1…仮定システム、100…ノード#00、101…ノード#01、102…ノード#02、103…ノード#03、104…ノード#04、105…ノード#05、106…ノード#06、107…ノード#07、108…ノード#08、109…ノード#09、111…ノード#11、200…共有資源、300…ネットワークスイッチ、400…共有資源管理テーブル

Claims (12)

  1. 複数の資源からなる共有資源の割り当てと当該割り当てた共有資源の返却を管理する共有資源管理手段と、
    複数のプロセスを有するプロセスグループにおける前記共有資源の割り当てと返却を管理する管理マスタと、を備え、
    前記共有資源管理手段は、
    前記管理マスタから当該プロセスグループに割り当てられた資源の仮返却を受け付ける手段と、
    他のプロセスグループを管理する他の管理マスタから前記共有資源の取得要求を受け付ける手段と、
    前記共有資源中に未使用の資源があるか否かを判定し、未使用の資源がないと判定した場合は、前記仮返却された資源を前記他のプロセスグループに割り当てる割当手段と、
    を備えることを特徴とする共有資源管理システム。
  2. 前記管理マスタは、
    当該管理マスタが対象とするプロセスグループ中の少なくとも1つのプロセスが当該プロセスグループに割り当てられた資源を返却可能な状態になった場合に、当該プロセスグループに割り当てられた資源を前記共有資源管理手段へ仮返却することを特徴とする請求項1に記載の共有資源管理システム。
  3. 前記共有資源管理手段は、
    前記仮返却された資源を前記他のプロセスグループに割り当てる場合は、当該仮返却された資源の資源情報の削除を当該仮返却した管理マスタに要求することを特徴とする請求項1または2に記載の共有資源管理システム。
  4. 前記共有資源管理手段は、
    前記未使用の資源がないと判定した場合において前記仮返却された資源が複数あるときは、当該複数の仮返却された資源について算定された各情報削除処理コストに基づいて、前記他のプロセスグループに割り当てる資源を選択することを特徴とする請求項1乃至3いずれか1項に記載の共有資源管理システム。
  5. 前記管理マスタは、
    当該管理マスタが対象とするプロセスグループ中の全てのプロセスが当該プロセスグループに割り当てられた資源を返却可能な状態になった場合に、当該プロセスグループに割り当てられた資源を前記共有資源管理手段へ返却することを特徴とする請求項1乃至4いずれか1項に記載の共有資源管理システム。
  6. 前記管理マスタは、
    当該管理マスタが対象とするプロセスグループが消滅した場合に、当該プロセスグループに割り当てられた資源を前記共有資源管理手段へ返却することを特徴とする請求項1乃至4いずれか1項に記載の共有資源管理システム。

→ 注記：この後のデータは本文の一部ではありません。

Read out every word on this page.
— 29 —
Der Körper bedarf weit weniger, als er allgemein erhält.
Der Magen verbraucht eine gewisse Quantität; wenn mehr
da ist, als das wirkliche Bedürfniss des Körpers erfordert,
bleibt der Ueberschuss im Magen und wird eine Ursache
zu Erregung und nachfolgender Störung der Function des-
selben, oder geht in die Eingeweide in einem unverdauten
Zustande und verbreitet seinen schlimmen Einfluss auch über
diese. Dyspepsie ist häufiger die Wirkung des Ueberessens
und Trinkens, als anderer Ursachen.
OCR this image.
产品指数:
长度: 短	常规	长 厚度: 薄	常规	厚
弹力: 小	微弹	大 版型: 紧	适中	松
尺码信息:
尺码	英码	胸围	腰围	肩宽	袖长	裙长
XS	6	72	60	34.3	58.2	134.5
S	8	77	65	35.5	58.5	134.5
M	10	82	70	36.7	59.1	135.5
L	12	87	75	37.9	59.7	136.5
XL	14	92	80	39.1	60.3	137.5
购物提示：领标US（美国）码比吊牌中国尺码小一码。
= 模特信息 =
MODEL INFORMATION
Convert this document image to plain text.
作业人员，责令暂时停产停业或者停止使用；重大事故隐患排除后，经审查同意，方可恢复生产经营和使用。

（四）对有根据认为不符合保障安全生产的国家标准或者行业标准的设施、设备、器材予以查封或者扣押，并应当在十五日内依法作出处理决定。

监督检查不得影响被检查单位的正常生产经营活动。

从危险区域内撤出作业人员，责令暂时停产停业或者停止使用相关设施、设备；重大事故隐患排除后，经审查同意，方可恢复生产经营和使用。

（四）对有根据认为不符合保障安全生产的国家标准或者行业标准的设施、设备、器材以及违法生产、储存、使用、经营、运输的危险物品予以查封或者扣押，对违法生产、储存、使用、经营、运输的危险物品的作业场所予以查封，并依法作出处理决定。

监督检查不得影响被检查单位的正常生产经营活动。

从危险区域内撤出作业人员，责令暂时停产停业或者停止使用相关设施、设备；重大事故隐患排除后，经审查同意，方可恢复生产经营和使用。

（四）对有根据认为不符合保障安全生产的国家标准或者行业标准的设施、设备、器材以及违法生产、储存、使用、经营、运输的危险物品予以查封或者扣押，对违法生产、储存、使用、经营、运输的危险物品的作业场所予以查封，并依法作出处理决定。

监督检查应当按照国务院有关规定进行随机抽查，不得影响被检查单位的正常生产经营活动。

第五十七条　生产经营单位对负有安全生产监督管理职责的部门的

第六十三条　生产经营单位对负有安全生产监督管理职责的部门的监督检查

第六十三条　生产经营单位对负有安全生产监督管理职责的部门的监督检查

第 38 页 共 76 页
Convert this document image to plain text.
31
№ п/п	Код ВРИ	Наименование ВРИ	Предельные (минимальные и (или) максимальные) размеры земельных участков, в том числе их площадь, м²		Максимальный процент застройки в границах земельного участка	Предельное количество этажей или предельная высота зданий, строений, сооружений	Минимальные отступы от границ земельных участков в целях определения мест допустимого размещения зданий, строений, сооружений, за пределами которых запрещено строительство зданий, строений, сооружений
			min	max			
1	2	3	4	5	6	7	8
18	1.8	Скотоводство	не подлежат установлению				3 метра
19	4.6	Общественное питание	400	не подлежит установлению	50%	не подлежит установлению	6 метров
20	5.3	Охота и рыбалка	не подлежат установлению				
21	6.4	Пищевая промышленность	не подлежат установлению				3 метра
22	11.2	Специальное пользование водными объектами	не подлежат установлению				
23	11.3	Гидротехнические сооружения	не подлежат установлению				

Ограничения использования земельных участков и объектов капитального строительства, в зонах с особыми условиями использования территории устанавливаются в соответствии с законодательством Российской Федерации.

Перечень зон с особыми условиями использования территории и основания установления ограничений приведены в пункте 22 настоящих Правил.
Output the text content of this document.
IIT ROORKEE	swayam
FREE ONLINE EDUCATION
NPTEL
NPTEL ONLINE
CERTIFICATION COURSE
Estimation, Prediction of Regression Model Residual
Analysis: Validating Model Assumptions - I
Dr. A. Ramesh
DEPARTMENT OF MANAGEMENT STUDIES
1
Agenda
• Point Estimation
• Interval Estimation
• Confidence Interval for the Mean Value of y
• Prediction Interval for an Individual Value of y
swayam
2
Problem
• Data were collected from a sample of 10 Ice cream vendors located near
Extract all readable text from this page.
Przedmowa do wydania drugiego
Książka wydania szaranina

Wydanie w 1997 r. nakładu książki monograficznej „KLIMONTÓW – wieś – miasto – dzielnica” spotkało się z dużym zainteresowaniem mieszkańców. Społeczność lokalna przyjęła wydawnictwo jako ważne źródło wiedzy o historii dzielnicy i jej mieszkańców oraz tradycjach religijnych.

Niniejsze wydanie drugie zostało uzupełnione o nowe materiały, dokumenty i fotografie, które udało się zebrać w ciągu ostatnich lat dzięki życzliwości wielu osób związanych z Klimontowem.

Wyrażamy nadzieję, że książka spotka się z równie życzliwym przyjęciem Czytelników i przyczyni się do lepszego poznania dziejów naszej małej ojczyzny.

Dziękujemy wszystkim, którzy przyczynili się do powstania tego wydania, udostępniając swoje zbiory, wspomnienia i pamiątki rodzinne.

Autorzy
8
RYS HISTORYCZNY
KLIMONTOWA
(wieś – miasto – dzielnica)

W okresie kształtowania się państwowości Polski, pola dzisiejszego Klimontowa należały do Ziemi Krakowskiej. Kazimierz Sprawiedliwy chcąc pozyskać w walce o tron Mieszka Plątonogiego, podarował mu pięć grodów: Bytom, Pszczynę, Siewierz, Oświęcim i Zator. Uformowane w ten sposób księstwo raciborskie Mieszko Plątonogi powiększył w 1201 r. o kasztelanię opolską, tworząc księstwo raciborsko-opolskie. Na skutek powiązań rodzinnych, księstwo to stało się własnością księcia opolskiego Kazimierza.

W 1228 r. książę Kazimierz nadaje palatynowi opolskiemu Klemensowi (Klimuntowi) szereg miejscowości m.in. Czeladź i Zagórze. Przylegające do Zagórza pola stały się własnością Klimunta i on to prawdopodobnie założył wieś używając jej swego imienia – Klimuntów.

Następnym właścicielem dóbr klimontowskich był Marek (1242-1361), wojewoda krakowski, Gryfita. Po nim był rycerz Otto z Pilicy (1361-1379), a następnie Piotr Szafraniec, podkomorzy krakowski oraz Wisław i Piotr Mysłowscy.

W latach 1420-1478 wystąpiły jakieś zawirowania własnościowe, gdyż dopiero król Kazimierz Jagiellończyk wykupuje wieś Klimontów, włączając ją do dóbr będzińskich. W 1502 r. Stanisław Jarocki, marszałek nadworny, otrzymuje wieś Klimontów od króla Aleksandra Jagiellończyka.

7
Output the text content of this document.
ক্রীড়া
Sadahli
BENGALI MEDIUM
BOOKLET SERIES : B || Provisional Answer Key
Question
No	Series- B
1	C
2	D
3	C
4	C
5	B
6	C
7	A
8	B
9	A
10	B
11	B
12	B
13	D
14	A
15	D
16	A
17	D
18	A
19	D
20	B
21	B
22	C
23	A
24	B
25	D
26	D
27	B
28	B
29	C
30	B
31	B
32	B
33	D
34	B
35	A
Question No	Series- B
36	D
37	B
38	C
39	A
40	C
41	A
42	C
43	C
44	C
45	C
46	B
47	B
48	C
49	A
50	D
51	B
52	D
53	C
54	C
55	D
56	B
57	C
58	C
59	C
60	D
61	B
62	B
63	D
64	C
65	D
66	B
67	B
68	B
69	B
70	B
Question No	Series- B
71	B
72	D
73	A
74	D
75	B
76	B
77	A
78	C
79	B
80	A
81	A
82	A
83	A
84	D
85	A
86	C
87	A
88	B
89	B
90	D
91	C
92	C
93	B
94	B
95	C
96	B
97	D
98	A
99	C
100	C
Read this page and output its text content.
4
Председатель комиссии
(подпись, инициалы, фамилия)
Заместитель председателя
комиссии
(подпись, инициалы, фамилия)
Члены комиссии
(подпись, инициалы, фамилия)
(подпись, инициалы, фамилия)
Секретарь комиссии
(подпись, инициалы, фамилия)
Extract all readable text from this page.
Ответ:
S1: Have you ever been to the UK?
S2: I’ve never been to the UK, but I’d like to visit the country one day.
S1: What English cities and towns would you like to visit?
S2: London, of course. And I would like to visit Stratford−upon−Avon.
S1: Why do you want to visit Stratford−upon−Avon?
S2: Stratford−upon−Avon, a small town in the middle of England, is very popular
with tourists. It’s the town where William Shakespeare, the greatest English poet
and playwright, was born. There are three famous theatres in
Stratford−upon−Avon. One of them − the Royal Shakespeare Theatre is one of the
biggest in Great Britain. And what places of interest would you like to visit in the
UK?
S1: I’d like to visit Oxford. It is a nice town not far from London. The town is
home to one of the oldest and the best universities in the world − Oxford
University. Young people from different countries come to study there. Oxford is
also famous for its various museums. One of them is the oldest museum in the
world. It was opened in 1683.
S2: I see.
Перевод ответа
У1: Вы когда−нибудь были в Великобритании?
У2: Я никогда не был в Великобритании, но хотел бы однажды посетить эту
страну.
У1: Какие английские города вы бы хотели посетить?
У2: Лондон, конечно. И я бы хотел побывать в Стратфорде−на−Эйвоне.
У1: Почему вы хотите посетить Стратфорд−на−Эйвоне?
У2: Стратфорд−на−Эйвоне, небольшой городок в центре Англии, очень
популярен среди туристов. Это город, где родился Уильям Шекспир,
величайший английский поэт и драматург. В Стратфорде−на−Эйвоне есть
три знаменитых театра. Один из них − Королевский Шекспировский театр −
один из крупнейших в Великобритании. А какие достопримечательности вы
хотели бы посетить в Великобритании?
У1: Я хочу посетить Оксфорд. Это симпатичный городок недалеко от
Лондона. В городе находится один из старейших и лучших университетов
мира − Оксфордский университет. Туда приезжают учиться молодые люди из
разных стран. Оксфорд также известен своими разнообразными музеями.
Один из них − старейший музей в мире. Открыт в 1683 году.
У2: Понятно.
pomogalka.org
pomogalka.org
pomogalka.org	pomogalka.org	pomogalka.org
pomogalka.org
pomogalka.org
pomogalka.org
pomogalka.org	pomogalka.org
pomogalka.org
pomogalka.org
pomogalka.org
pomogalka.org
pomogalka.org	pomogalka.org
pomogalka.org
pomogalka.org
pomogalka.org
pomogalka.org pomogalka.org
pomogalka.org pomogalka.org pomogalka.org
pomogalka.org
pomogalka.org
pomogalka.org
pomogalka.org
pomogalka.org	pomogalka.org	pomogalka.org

  7. 複数の資源からなる共有資源の割り当てと当該割り当てた共有資源の返却を管理する共有資源管理手段と、複数のプロセスを有するプロセスグループにおける前記共有資源の割り当てと返却を管理する管理マスタと、を備えるシステムにおける共有資源管理方法であって、
    前記共有資源管理手段が、
    前記管理マスタから当該プロセスグループに割り当てられた資源の仮返却を受け付けるステップと、
    他のプロセスグループを管理する他の管理マスタから前記共有資源の取得要求を受け付けるステップと、
    前記共有資源中に未使用の資源があるか否かを判定し、未使用の資源がないと判定した場合は、前記仮返却された資源を前記他のプロセスグループに割り当てる割当ステップと、
    を備えることを特徴とする共有資源管理方法。
  8. 前記管理マスタは、
    当該管理マスタが対象とするプロセスグループ中の少なくとも1つのプロセスが当該プロセスグループに割り当てられた資源を返却可能な状態になった場合に、当該プロセスグループに割り当てられた資源を前記共有資源管理手段へ仮返却するステップを備えることを特徴とする請求項7に記載の共有資源管理方法。
  9. 前記共有資源管理手段は、
    前記仮返却された資源を前記他のプロセスグループに割り当てる場合は、当該仮返却された資源の資源情報の削除を当該仮返却した管理マスタに要求するステップを備えることを特徴とする請求項7または8に記載の共有資源管理方法。
  10. 前記共有資源管理手段は、
    前記未使用の資源がないと判定した場合において前記仮返却された資源が複数あるときは、当該複数の仮返却された資源について算定された各情報削除処理コストに基づいて、前記他のプロセスグループに割り当てる資源を選択するステップを備えることを特徴とする請求項7乃至9いずれか1項に記載の共有資源管理方法。
  11. 前記管理マスタは、
    当該管理マスタが対象とするプロセスグループ中の全てのプロセスが当該プロセスグループに割り当てられた資源を返却可能な状態になった場合に、当該プロセスグループに割り当てられた資源を前記共有資源管理手段へ返却するステップを備えることを特徴とする請求項7乃至10いずれか1項に記載の共有資源管理方法。
  12. 前記管理マスタは、
    当該管理マスタが対象とするプロセスグループが消滅した場合に、当該プロセスグループに割り当てられた資源を前記共有資源管理手段へ返却するステップを備えることを特徴とする請求項7乃至10いずれか1項に記載の共有資源管理方法。